Monday, July 13, 2009

Longtime Advocate for Blind Dies at 61


After Harold Snider was forced out of his third-grade classes because he was blind, his parents sued Duval County in Florida, and Harold became the first blind child in the county to graduate from public school. He went on to become a leading advocate for people with disabilites.
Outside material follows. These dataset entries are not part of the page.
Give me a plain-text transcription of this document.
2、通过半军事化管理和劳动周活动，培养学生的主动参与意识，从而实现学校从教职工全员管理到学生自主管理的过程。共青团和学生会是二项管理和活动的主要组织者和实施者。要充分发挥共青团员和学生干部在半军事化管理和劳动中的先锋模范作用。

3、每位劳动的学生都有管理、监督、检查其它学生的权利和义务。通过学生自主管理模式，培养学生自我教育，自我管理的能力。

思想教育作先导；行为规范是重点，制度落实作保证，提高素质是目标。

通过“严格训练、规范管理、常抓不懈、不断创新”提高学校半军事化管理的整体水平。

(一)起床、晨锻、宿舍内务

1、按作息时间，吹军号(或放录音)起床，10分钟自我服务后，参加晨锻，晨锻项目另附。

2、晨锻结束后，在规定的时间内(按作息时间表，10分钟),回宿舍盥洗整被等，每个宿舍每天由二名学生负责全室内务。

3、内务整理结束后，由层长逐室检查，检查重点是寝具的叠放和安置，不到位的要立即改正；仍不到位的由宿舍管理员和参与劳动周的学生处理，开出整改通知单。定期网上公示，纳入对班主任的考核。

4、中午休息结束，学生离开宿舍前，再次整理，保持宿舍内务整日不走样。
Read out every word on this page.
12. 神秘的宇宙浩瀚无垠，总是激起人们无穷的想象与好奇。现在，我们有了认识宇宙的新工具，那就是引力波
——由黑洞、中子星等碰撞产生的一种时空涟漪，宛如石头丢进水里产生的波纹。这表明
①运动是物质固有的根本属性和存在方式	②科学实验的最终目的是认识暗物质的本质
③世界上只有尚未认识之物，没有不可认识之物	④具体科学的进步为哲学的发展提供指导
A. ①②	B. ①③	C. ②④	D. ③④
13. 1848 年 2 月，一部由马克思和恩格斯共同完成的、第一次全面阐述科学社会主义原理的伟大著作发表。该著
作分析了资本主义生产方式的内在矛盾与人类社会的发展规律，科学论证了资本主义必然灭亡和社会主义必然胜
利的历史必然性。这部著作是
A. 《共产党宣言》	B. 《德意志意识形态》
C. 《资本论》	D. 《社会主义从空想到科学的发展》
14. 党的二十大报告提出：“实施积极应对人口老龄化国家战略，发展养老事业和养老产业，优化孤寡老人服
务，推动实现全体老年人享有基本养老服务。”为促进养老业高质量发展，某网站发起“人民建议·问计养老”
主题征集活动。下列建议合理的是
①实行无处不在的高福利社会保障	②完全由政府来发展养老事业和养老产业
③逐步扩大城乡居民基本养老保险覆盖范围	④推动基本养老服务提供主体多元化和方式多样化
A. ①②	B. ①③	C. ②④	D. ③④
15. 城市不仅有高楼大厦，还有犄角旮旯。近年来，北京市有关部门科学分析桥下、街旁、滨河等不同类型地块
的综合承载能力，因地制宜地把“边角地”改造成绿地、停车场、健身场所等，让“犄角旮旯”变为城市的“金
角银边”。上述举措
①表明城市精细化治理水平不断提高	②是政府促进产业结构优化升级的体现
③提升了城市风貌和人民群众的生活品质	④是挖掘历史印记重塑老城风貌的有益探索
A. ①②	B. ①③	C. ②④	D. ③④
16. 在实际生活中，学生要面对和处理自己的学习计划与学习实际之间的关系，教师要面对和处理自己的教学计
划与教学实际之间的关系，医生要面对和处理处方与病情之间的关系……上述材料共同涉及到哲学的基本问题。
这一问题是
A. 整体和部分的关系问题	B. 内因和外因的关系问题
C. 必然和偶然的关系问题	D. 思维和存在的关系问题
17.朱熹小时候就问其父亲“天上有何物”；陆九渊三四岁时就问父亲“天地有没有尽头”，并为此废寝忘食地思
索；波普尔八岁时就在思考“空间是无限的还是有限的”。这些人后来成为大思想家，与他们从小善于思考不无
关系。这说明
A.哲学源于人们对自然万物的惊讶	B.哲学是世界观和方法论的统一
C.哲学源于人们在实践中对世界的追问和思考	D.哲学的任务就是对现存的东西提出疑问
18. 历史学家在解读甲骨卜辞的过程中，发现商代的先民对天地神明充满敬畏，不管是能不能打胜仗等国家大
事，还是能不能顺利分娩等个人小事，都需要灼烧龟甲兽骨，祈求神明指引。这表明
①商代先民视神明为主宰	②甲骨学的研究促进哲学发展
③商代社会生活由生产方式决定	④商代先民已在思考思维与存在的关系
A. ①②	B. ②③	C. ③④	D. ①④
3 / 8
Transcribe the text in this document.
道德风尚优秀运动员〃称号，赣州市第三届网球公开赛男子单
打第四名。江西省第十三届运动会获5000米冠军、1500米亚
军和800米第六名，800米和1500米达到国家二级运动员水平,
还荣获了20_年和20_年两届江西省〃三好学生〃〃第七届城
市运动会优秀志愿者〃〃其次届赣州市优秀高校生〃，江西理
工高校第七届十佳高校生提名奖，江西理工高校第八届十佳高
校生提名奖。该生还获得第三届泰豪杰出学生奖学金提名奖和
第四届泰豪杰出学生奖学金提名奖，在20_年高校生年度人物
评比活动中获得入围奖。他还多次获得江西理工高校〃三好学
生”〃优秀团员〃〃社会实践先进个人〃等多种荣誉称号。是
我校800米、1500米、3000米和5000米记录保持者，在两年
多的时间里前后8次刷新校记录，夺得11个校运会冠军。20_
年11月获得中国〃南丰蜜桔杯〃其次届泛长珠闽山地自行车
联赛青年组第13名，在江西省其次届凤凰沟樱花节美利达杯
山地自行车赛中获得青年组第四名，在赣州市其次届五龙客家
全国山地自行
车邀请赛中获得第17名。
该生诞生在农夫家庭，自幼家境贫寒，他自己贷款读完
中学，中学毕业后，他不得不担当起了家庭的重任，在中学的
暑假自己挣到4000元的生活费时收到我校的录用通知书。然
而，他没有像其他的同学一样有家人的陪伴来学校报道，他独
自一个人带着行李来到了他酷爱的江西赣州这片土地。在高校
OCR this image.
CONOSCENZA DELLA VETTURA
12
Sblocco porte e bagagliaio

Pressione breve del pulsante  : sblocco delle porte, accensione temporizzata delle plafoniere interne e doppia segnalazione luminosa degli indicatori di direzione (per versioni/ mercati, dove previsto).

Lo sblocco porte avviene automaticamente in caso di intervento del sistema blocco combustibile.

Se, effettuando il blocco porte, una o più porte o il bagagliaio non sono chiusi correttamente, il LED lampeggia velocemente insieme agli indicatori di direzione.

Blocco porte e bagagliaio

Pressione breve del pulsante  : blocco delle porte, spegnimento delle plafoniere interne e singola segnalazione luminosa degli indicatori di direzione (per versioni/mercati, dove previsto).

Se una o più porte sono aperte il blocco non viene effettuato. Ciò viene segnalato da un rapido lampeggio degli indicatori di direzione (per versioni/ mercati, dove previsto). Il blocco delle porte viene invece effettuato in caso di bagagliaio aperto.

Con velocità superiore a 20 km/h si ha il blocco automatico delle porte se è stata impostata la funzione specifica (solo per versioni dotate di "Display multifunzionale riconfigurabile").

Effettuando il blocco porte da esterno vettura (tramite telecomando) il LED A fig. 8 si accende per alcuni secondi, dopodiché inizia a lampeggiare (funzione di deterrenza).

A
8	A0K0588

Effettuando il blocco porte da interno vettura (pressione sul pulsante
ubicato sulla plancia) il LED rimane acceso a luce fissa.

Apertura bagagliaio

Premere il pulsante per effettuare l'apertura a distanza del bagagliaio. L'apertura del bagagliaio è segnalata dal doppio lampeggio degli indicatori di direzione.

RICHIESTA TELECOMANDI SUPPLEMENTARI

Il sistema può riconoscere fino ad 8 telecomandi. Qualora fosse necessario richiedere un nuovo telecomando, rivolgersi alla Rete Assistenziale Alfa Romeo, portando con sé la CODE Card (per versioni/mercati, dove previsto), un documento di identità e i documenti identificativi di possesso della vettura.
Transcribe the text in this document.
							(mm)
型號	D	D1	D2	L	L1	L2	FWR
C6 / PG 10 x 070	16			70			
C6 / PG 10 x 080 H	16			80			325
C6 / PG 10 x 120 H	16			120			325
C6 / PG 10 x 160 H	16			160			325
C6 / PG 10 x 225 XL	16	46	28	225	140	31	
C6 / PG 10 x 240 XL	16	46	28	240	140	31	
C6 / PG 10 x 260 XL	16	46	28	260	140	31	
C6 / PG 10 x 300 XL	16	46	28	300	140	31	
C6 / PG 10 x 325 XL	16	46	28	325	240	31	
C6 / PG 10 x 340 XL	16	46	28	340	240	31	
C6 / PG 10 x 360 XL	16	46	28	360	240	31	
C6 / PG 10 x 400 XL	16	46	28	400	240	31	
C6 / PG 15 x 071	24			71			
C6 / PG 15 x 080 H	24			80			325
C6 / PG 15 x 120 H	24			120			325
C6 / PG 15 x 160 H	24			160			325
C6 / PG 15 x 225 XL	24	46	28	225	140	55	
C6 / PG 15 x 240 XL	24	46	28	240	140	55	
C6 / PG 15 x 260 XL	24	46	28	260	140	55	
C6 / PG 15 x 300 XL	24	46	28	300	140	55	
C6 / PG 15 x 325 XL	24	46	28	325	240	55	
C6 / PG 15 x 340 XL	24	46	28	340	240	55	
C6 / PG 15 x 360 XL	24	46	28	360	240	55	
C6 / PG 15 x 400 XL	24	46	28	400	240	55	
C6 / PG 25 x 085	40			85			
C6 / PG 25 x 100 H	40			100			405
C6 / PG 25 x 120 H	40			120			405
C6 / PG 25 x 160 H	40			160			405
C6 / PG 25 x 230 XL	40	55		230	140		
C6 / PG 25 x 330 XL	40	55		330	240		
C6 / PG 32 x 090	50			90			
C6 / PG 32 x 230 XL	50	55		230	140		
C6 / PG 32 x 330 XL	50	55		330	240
Snider died June 26 at his home in Rockville, Md., after a heart attack.

In the 1970s, he became the first blind employee of the Smithsonian Institution, where he coordinated programs for people with disabilities for the National Air and Space Museum. "You can't look at the spacecraft, so you touch it, or you hold a model of it or a raised line picture of it," he explained. "You can't see an airplane, so you hear its engine roar."

Snider worked on disability issues for the Republican National Committee, and in 1990President George H.W. Bush appointed him as deputy executive director of the National Council on Disability. He helped draft the Americans With Disabilities Act of 1990. He also worked with the National Federation of the Blind to develop NFB-Newsline, an audible newspaper and magazine service that allows people to hear the Washington Post, the New York Times, the Los Angeles Times, the Wall Street Journal, and other newspapers at no cost.

According to an obituary in the Washington Post, Snider "said he was sometimes asked how blind people performed tasks such as crossing the street, cutting a sandwich or, as the more curious would ponder, having sex. 'I tell them I do it like everybody else. In the dark.'"

1 comment:

Coloradan said...

Rest in peace. You are a friend of the community, not just the blind. You have helped us all learn what it is like to live in the light!

I love his humor and wish that all GOPs had his empathy for the disabled.